Google is not one of these organizations. They—quite literally—wrote the book on SRE. The root cause of the problem here isn’t that the Chubby team can’t hit a 100% uptime; it’s the downstream teams adding unnecessary critical dependencies to the Chubby service.
How do you incite change in these downstream teams? A lesser organization would have posted an
@channel message in the
#devs Slack channel asking everyone to please improve the reliability of their code by factoring in possible Chubby outages. Google took a much more extreme—and effective—approach.
The Chubby team decided that once per quarter they would look at their uptime metrics. If they significantly exceeded their SLO, then they would intentionally take the system down to drop their availability to the level of their SLO.
Intentionally triggering outages in this way forces downstream teams to deal with the reality of a Chubby outage sooner rather than later. Unnecessary dependencies on Chubby are naturally flushed out shortly after they are added, as teams are forced to reckon with the reality of distributed systems sooner rather than later.
How seriously do you take your SLOs?
A good test of your organization’s engineering culture is to imagine how this problem would be solved by you. I think the majority of engineering shops out there would find Google’s solution to this problem unpalatable, and yet if you think it through from first principles it is the only good solution.
The reality is that Chubby will go down at some point in time, intentionally or not. Downstream services must be capable of dealing with this inevitability.
How can you properly incentivize those service teams to build in resilience without intentionally taking the system down intermittently? It would be fantastic if we could simply rely on everyone else’s innate sense of engineering excellence, but the reality is that shortcuts get taken every day in the interest of meeting deadlines or stuffing promo packets.
This is one of the motivating factors behind Netflix’s adoption of chaos engineering. On the one hand, distributed systems fail in spectacular and hard-to-predict manners. Chaos engineering is a good fit for diagnosing these unpredictable modes of failure. On the other hand, it’s a reality that not all code will be written perfectly with resilience in mind.
Injecting failures in a controlled fashion is one way of surfacing both of these issues so they can be resolved. By breaking things regularly we are able to both improve the resilience of our codebase and build organizational scar tissue. Engineers who work in places which leverage chaos engineering are much better firefighters than their counterparts because they build so much more operational expertise through repeated exposure to outages.

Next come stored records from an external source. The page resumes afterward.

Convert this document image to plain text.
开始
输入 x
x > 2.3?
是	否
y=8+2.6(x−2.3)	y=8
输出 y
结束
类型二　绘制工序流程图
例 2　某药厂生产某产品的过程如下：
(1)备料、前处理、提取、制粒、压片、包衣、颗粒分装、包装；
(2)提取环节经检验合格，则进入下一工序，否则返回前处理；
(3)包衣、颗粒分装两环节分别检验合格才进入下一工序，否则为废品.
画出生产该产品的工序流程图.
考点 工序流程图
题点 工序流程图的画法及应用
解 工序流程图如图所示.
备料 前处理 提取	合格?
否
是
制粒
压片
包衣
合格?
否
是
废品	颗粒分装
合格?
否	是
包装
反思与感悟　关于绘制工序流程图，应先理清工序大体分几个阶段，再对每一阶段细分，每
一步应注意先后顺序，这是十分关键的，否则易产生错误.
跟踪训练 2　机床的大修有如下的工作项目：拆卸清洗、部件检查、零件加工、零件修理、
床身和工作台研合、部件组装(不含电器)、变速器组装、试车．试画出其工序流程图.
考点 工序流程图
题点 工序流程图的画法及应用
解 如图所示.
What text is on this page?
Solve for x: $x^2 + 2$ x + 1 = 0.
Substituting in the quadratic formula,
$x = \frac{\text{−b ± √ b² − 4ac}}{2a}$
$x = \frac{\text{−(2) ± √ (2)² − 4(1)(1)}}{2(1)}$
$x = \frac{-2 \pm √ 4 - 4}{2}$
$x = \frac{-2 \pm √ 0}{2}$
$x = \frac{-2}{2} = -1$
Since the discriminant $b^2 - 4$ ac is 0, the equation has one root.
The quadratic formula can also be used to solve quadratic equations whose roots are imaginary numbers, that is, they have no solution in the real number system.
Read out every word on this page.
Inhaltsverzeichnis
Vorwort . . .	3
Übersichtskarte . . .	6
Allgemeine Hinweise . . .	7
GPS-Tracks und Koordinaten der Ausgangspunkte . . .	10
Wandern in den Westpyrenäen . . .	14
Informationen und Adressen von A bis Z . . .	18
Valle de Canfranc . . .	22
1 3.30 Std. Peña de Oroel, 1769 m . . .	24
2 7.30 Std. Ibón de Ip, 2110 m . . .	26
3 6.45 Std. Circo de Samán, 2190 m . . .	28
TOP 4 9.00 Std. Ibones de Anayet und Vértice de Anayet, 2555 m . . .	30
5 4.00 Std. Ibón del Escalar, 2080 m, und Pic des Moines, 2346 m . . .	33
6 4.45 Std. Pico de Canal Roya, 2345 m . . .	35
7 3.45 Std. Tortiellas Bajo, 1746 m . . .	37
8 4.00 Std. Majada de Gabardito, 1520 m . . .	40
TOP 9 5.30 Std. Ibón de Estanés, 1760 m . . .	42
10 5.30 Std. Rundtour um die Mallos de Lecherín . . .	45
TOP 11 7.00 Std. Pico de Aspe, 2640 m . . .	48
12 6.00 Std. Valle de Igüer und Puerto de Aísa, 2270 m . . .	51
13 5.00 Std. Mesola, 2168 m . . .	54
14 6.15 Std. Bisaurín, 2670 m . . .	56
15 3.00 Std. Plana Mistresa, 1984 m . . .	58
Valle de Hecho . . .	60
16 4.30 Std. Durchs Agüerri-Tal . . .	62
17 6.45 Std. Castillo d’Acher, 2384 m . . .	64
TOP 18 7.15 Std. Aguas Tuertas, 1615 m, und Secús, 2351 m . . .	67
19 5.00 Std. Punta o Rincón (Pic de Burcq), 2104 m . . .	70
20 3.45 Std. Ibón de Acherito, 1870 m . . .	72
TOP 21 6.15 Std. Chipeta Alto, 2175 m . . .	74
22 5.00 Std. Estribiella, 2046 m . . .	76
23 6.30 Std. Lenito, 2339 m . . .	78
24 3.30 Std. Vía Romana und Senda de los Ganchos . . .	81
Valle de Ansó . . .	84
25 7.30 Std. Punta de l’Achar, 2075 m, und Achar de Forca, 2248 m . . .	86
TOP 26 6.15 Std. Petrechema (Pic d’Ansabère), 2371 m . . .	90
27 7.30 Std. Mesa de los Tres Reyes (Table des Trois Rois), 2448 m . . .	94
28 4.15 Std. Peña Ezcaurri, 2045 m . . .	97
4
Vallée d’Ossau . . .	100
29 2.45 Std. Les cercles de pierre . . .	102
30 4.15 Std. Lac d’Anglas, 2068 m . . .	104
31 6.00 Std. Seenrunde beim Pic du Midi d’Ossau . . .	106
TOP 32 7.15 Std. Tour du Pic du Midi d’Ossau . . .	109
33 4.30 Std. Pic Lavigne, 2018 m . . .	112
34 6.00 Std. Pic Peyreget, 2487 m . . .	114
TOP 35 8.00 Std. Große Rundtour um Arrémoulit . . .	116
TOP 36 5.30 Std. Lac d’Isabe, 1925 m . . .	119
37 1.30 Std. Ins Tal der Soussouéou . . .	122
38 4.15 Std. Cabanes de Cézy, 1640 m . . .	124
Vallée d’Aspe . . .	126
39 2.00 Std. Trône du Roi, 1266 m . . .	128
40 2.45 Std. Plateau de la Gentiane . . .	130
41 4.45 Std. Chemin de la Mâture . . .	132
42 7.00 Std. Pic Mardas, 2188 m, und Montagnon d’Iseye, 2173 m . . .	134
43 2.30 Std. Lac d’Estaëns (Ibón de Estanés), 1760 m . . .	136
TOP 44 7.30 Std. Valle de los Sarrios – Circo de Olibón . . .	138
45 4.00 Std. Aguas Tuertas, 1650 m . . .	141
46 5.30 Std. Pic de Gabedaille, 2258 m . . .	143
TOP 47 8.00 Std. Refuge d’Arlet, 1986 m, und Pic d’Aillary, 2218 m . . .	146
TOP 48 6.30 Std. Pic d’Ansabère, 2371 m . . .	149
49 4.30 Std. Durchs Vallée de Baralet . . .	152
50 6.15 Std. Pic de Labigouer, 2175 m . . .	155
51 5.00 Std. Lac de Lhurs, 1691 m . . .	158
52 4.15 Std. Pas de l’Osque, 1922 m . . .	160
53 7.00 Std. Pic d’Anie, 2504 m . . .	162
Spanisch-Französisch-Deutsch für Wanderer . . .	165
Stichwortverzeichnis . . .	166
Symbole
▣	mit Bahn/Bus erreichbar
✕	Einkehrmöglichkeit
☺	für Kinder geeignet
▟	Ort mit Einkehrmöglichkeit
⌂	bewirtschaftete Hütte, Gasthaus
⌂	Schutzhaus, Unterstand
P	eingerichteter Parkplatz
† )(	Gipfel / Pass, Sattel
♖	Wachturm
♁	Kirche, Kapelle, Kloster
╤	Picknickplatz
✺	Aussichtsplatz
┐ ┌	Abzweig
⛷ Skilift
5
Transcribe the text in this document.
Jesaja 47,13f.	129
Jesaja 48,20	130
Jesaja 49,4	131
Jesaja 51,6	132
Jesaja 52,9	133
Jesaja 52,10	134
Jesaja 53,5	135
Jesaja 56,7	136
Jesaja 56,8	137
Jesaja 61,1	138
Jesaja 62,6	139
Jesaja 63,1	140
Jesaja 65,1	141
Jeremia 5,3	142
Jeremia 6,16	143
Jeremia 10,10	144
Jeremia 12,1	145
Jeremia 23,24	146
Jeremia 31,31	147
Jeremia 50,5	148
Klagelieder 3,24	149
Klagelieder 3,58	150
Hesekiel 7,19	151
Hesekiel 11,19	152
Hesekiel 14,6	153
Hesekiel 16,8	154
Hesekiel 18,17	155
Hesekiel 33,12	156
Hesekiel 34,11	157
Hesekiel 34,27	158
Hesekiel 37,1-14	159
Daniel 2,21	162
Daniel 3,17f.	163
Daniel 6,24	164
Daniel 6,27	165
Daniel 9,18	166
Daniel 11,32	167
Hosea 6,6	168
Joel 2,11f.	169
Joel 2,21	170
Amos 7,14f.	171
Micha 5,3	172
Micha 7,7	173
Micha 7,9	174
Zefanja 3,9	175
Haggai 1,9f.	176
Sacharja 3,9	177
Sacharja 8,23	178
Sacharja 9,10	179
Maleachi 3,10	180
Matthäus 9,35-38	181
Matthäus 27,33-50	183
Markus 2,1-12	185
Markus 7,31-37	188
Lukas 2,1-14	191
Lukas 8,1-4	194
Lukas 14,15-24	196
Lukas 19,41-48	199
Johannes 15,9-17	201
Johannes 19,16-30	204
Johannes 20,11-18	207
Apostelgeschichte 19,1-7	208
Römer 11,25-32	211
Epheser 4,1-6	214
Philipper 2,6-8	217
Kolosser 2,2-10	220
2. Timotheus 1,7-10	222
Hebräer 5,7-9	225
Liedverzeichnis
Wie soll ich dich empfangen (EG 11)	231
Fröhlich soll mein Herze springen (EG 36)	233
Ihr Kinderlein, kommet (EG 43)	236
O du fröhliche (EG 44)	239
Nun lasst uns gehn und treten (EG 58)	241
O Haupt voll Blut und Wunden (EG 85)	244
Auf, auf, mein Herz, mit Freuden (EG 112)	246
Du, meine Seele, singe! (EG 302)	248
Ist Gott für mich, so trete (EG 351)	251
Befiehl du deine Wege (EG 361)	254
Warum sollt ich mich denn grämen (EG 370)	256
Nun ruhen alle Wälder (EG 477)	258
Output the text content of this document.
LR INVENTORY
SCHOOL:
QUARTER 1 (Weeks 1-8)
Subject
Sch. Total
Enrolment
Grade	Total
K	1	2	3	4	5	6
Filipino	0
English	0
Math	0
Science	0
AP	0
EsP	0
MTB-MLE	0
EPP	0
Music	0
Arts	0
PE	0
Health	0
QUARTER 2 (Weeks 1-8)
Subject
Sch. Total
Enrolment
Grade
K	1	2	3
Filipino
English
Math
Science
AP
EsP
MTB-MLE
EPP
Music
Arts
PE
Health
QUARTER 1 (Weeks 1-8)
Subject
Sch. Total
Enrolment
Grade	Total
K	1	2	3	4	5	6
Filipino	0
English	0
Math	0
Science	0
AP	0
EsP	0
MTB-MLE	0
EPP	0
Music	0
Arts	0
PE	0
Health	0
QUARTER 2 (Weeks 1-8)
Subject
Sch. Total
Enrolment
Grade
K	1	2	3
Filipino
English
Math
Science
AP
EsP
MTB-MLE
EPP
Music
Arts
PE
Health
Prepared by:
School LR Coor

We often think about SLOs as a minimum target, and perceive exceeding them to always be a good thing. In reality, significantly exceeding our SLOs can cause damage elsewhere in the organization by giving engineers on other teams a false sense of security. To truly take ownership of your SLOs, you need to take them seriously in both directions.
Sometimes it’s a good idea to intentionally kill a worker node, just to see what happens downstream.